2020年東京パラリンピックに対する国民の興味・関心

1. はじめに

2020年東京パラリンピック競技大会の開幕まで1年を切り、東京オリンピック・パラリンピック競技大会組織委員会(以降、「大会組織委員会」と表記)は、2019年8月22日から東京パラリンピック観戦チケットの抽選申込受付を開始した。先行して行われたオリンピック観戦チケットの抽選申込は、第1次抽選販売の落選者があまりに多く、急遽、第1次抽選の追加抽選販売が実施され、今秋に予定されている第2次販売も先着順から抽選方式へ変更されるほど国民のオリンピックに対する注目度の高さがうかがえた。続くパラリンピックのチケット販売にはどれだけの興味・関心が集まるのであろうか。

本稿では、2018年7~8月に行われた「スポーツライフに関する調査」で聴取した東京パラリンピック観戦希望状況から、国民の興味・関心の高さを確認するとともに、東京パラリンピックに向けた今後の取り組みの方向性について考えたい。

2. 東京パラリンピックの観戦希望 ―オリンピックとの比較―

本稿の分析には、2018年7~8月に全国の市区町村に居住する満18歳以上の男女を対象に行われた「スポーツライフに関する調査」のデータを用いた。本調査で採用している調査手法の特徴や2018年調査の概要に関しては、コラムVol.3「スポーツライフ・データとは?-調査の概要と特徴-」および「スポーツライフ・データ2018」の調査概要を参照されたい。東京パラリンピックの観戦希望の特徴を把握するため、オリンピックの観戦希望と比較した。

はじめに、オリンピックおよびパラリンピックの直接観戦希望率を確認する。オリンピックとパラリンピック、それぞれに対してチケットを購入して直接観戦したい種目の有無をたずね、「ある」と回答した者の割合を直接観戦希望率として算出した。図1に示すように、直接観戦希望率はオリンピックが43.4%、パラリンピックが20.4%と、パラリンピックの直接観戦希望率はオリンピックよりも低い結果であった。

図2には、オリンピックとパラリンピックそれぞれの直接観戦希望の有無により、回答者を4パターンに分類した割合を示した。
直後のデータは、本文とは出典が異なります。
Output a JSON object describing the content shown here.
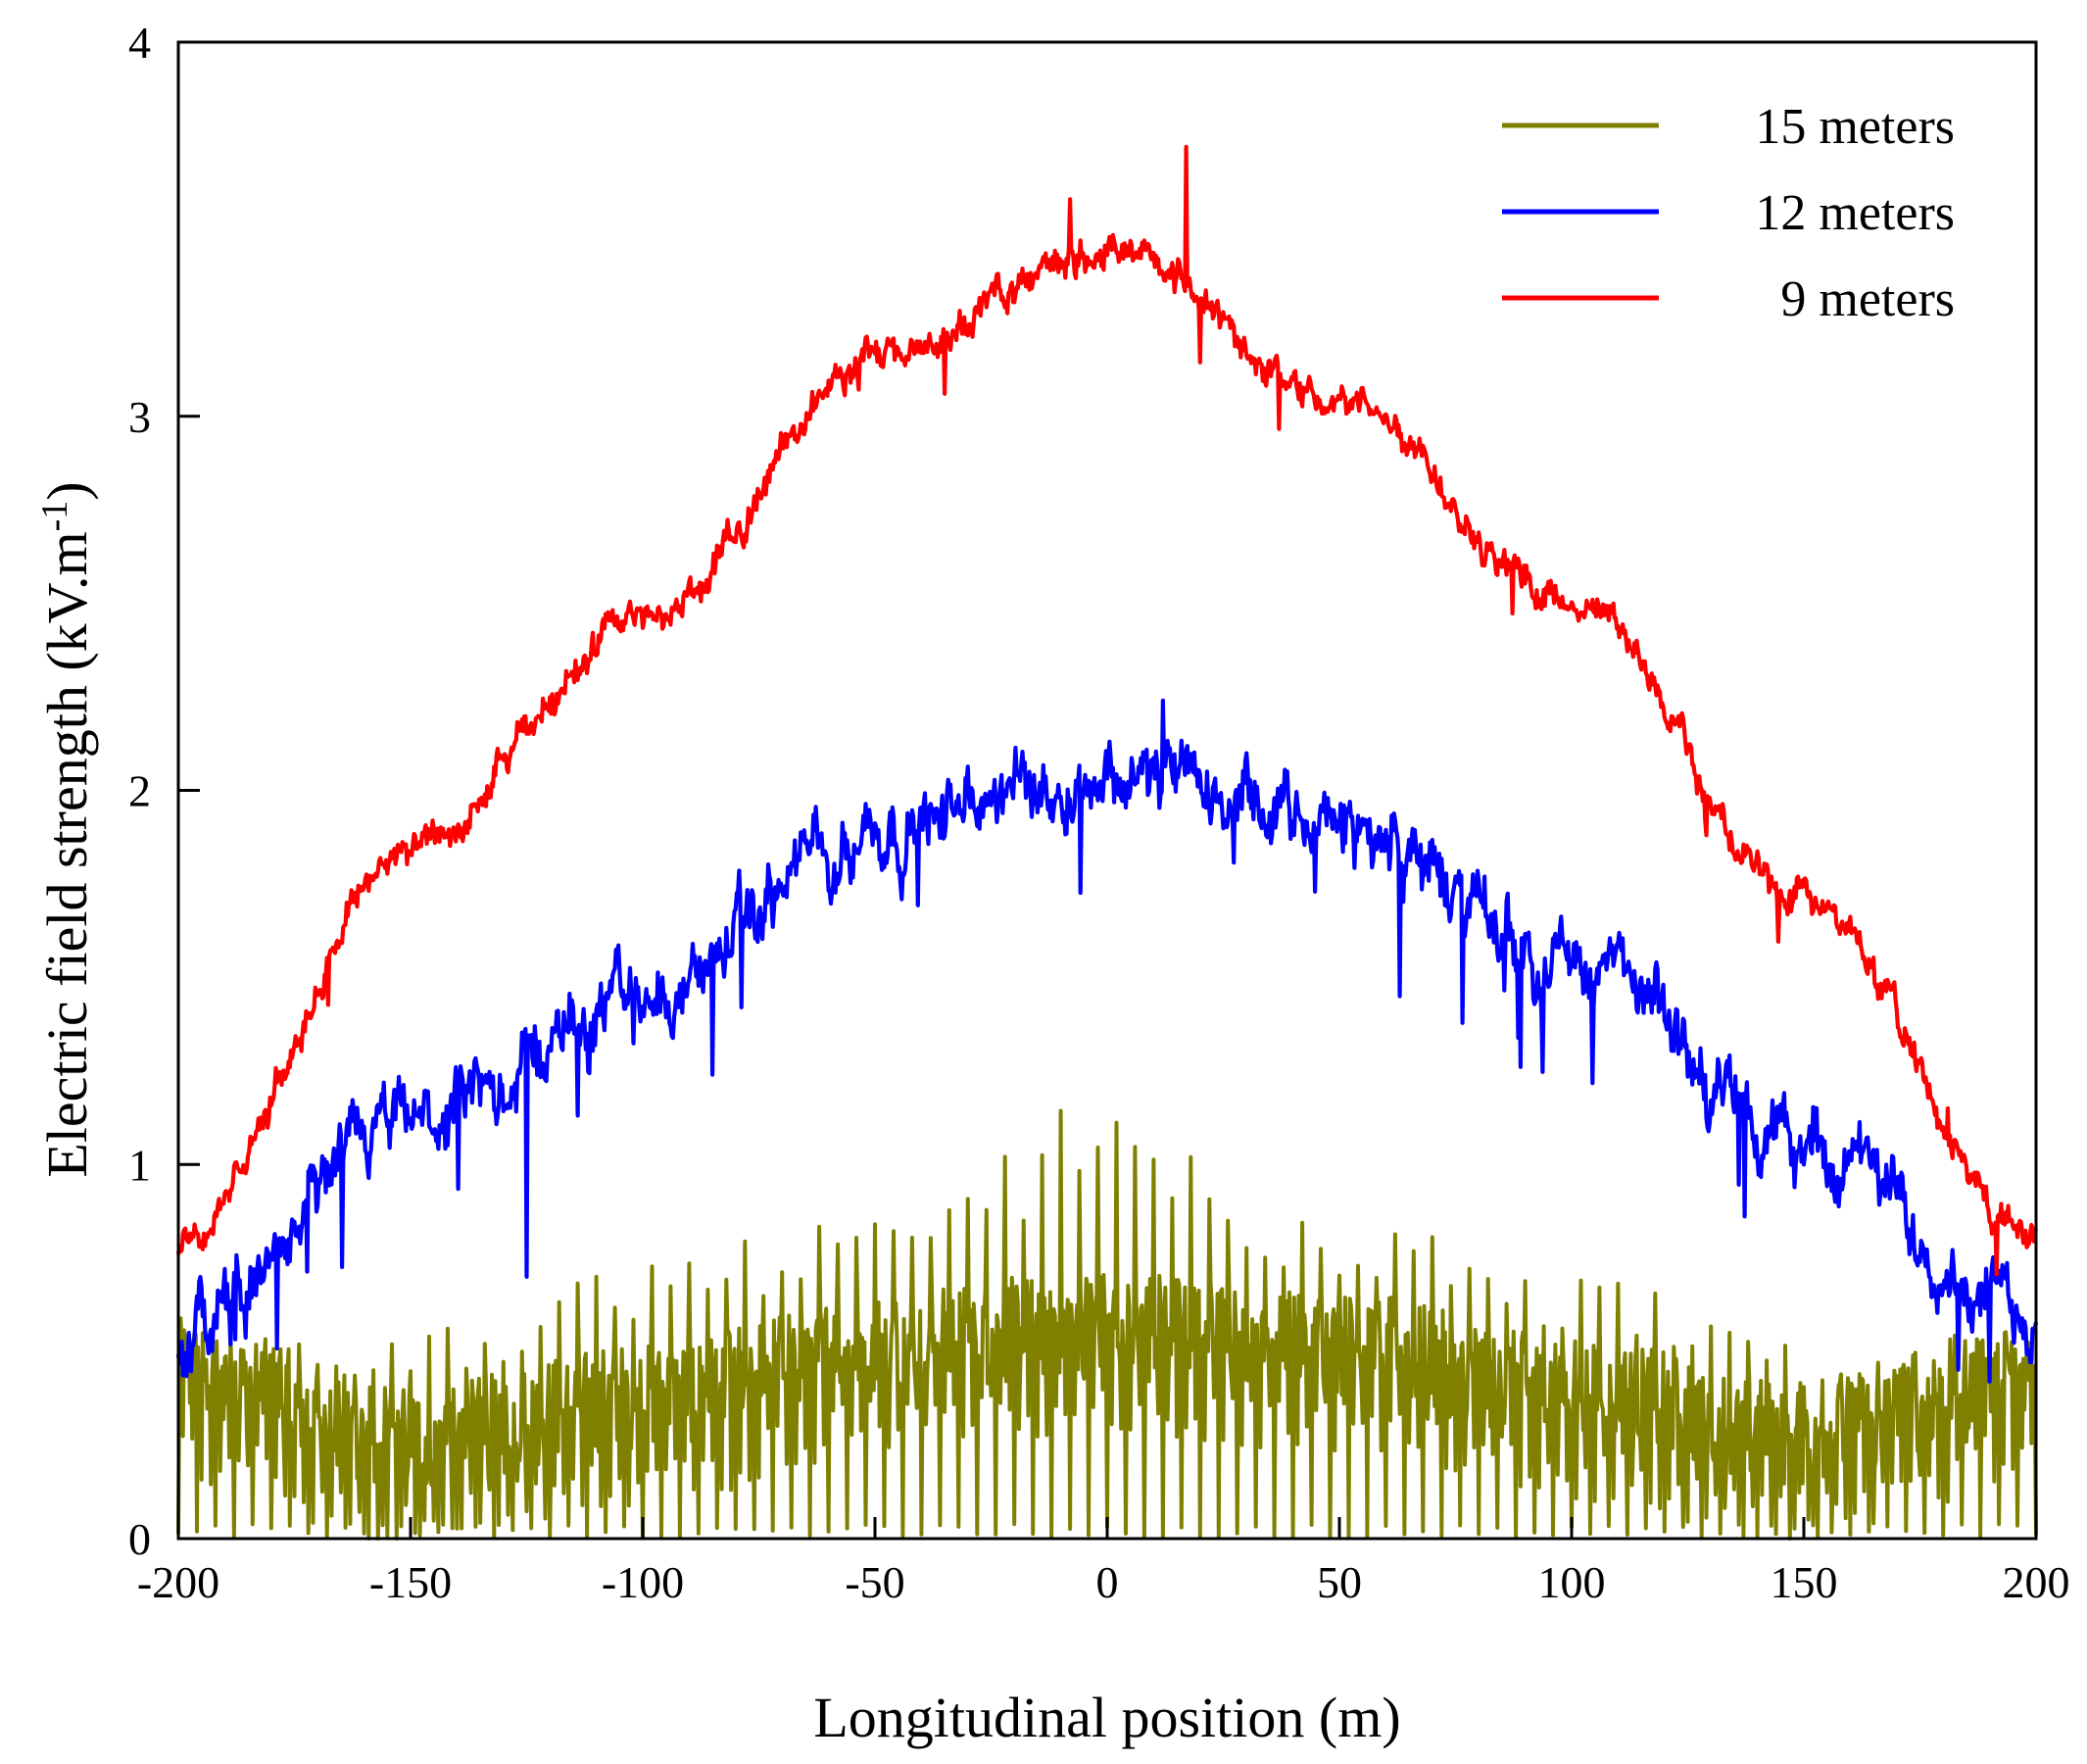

オリンピックとパラリンピックの両方またはいずれかの直接観戦希望がある者は44.0%、オリンピックとパラリンピックともに直接観戦希望がない者は56.0%であった。前者の44.0%のうち、オリンピックとパラリンピックともに直接観戦希望がある者は19.8%、オリンピックのみ直接観戦希望がある者は23.6%、パラリンピックのみ直接観戦希望がある者はわずか0.6%であった。パラリンピックを直接観戦したい者のほとんどは、オリンピックの直接観戦も希望していることがわかる。

続いて、オリンピックおよびパラリンピックについて直接観戦を希望する種目が「ある」と回答した者に対し、直接観戦希望種目を最大5種目まで選択するよう依頼した。選択肢として用意した種目数は、開会式と閉会式を含めてオリンピックが36種目、パラリンピックが24種目である。図3に示す直接観戦を希望する種目数をみると、オリンピックは5種目選択した者が48.2%と約半数を占める。一方で、パラリンピックは1種目選択した者が29.6%と最も高く、次いで5種目が29.0%であった。この違いは直接観戦希望種目数の平均値にも表れており、オリンピックの直接観戦希望種目数3.60種目に対し、パラリンピックは2.82種目である。直接観戦希望率および直接観戦希望種目数から、国民のパラリンピックに対する興味・関心はあまり高くないと推察される。

図4は、オリンピックとパラリンピックそれぞれの直接観戦希望率が高かった上位10種目である。図4の上段に示すように、オリンピックの直接観戦希望種目は1位のサッカー36.8%から10位の閉会式15.1%まで緩やかに減少する。隣り合う順位の種目間における直接観戦希望率の差は1~4ポイント程度と小さく、一部の種目の直接観戦希望率が突出するのではなく幅広い種目に対して観戦希望が挙がっている。オリンピック観戦チケットの抽選申込結果の発表後、落選者が非常に多かった実際の状況をあらわす妥当な結果であったともいえる。

一方で、図4の下段に示すパラリンピックの直接観戦希望種目をみると、車いすバスケットボール46.5%と車いすテニス46.3%が5割近い高さであり、3位の陸上競技30.6%と比較して15ポイント以上の差がある。また、5位の開会式26.0%と6位の閉会式14.2%の間にも10ポイント以上の直接観戦希望率の差があり、1位の車いすバスケットボール46.5%と10位のアーチェリー7.0%の差は39.5ポイントに及ぶ。この差は、オリンピック観戦希望種目の1位サッカーと10位閉会式の21.7ポイント差と比較しても非常に大きい。パラリンピックは、直接観戦希望率の高い上位種目の中でも、順位の差以上に人気に差があり、回答者が「パラリンピック」と聞いて想起する種目がある程度限定されていると推察される。高峰 1)がパラリンピックのイメージを特徴づける語を分析した中で「車いす」「テニス」という語が想起されていたように、障害者が使用する「車いす」やそれを用いた種目がはじめに浮かび、その他の種目に対しては具体的なイメージや認知が少ない可能性がある。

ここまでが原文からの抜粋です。